Since enabling this automation, we have seen around 50% of all the passed builds include at least 1 quarantined test failure (which would have been retried and potentially fail the build). We’ve eliminated the need for manual intervention to manually quarantine flaky tests, which means the newly introduced flaky tests are now quarantined within an hour instead of more than a day. At the same time, the developer perceived build failures due to flaky test has dropped from roughly 5% (with manual oncall responses) down to less than 2%. The new quarantine approach also has the advantage of preserving the actual failure reasons instead of skipping the test execution, so developers can investigate much more easily.
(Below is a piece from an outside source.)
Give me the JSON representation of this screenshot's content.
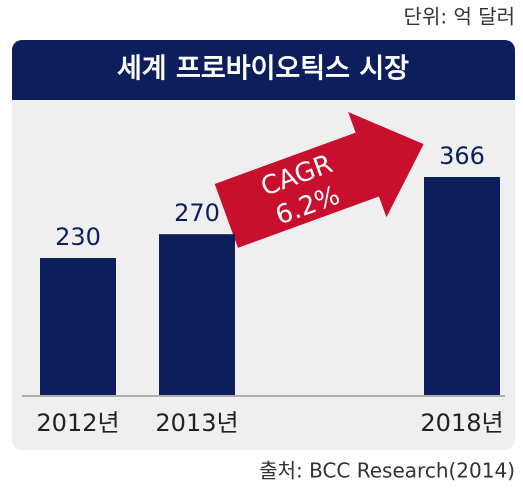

We’ve also seen good engagement from engineers to act on their flaky tests, thanks to our Airtable Interfaces and Automations to publish digests to Slack.

Future work

The system has been working great for us since its launch. That said, it’s still not perfect, we plan to improve the user experience and efficiency in the near future:

  1. Faster stress test so that the system can determine test status more quickly.
  2. Test attempt failure reporting can happen in real-time to improve the time-to-quarantine.
  3. Better culprit finding support and root cause analysis to help developers fixing the issues.
  4. IDE integration to highlight flaky tests.
  5. Generate insights of frequently quarantined tests to facilitate in the code reviews tooling.
  6. Being able to differentiate new errors in the same test, e.g., by using error stacktraces.

Conclusions

Flaky tests are unavoidable in a large monorepo codebase. We’ve found quarantining flaky tests is an effective approach to enable developer velocity while keeping the codebase healthy. Managing quarantined tests requires insights from the data and tooling to automate the entire process, sharing the data with owner teams can help connect everyone to the shared goal.

--

--